What about the Soviet Union? “I thought it was a noble experiment and wished them well,” Wallach says. “It was wonderful to see people get off their backs and fight back. [But] Stalin and his gang betrayed my dream, a wonderful dream.”
When did he realize he and so many others had been betrayed? “I didn’t know of Stalin’s monstrosities, at least not in the 1930s. When I heard stories, I discounted the accusations as propaganda and slander. In fact, it was not really until the Krushchev speech before the Party Congress in 1956 did I learn what had gone on.”
Schisms and purges
“It was tragic,” says Andy Weiss, a Cornell University historian whose doctoral dissertation deals with communism and anti-communism in New York City schools.
Weiss points to the “schism” in the union over radical politics as a major reason for stalling the growth of a teacher union for decades to come. “The sectarianism and dogmatism among the warring camps split the militants and drove away teachers who might otherwise have been attracted to a progressive, albeit not radical, union.”
But if Weiss and others find the split “tragic,” still others see the break not only as inevitable but, in the long run, a watershed moment in the growth of teacher unionism. Si Beagle said: “The vast majority of teachers were non-political, some of them reactionary. They were all interested in basic teacher problems. The appeal was limited to the leftists.”
Besides, argue others, where could they have found common cause with communists? George Meany, the secretary-treasurer of the AFL in 1945, undoubtedly spoke at the time for many when he mocked the idea. “What common ground?” he asked, “What could we talk about? The latest innovations being used by the secret police to ensnare those who think in opposition to the group in power? Or, perhaps, bigger and better concentration camps for political prisoners?”
AFT President Albert Shanker bristles when he hears people reducing the differences to sectarian hair-splitting. “These were important issues. We were opposing the Stalinists who thought they could murder anyone who disagreed with them.”
As for the Teachers Union, it enjoyed a brief boomlet in the late 1930s — climbing to almost 7,000 members. But its popularity would be shortlived. Stalin’s sudden embrace of Hitler in the 1939 Nazi-Soviet Pact put an end to the Communist Party and the Teachers Union’s golden era. Try as they did, even the Party’s fast-talking spin doctors had a hard time explaining that to its own members, many of whom were Jews.
Though the TU would affiliate with the CIO’s Union of Public Workers, that marriage didn’t last long, either. The UPW was itself expelled for alleged “communist domination.”

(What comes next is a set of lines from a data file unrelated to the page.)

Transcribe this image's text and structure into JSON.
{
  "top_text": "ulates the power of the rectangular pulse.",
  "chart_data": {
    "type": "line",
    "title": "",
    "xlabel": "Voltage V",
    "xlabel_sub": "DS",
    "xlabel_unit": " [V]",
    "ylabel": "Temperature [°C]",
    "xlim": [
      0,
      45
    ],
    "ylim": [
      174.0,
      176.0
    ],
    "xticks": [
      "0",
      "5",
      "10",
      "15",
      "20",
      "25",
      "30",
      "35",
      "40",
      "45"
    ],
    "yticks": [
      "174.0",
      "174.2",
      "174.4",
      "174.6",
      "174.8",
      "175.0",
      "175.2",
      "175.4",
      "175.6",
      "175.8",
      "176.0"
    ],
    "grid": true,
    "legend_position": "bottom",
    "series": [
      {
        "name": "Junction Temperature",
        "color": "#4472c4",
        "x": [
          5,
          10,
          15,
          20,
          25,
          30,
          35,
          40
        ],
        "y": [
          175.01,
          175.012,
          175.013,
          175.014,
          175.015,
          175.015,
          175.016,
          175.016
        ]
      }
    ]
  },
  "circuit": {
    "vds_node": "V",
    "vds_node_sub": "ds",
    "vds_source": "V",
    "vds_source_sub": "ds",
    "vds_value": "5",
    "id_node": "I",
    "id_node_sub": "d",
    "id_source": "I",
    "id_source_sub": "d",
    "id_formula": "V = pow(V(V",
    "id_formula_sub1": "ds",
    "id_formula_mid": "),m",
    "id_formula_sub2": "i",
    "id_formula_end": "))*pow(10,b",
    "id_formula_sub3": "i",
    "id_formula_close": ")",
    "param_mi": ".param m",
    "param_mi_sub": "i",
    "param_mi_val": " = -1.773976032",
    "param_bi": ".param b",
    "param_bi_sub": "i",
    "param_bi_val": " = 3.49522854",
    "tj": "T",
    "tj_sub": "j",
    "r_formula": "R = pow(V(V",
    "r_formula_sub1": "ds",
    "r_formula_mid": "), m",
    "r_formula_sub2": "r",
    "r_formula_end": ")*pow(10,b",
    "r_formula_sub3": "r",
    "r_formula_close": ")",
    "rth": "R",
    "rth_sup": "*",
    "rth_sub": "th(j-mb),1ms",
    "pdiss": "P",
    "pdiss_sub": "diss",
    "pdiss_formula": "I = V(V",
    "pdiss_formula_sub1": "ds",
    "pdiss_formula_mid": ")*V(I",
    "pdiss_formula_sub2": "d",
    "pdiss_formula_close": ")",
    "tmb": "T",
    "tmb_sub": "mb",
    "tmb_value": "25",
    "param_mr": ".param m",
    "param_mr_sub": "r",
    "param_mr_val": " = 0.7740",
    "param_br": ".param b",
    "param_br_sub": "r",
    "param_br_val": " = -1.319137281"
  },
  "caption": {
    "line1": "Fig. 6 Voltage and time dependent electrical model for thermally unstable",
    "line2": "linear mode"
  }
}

At the height of post-war anti-communism in 1950, the TU was no longer even recognized as an organization in good standing by the Board of Education. Dozens of teachers were fired — including Sam Wallach — and hundreds more resigned or retired for refusing to comply with the state’s Feinberg Law. In addition to a loyalty oath, the law not only required that teachers confess and renounce their past Communist affiliation but also inform on other teachers.
Although in 1967 the Supreme Court would find their ouster to be unconstitutional, many careers and lives were ruined forever. Sam Wallach, for example, never taught again.
The TU limped along until 1964 when it was disbanded — its leaders recommending that its few remaining diehard members join the UFT.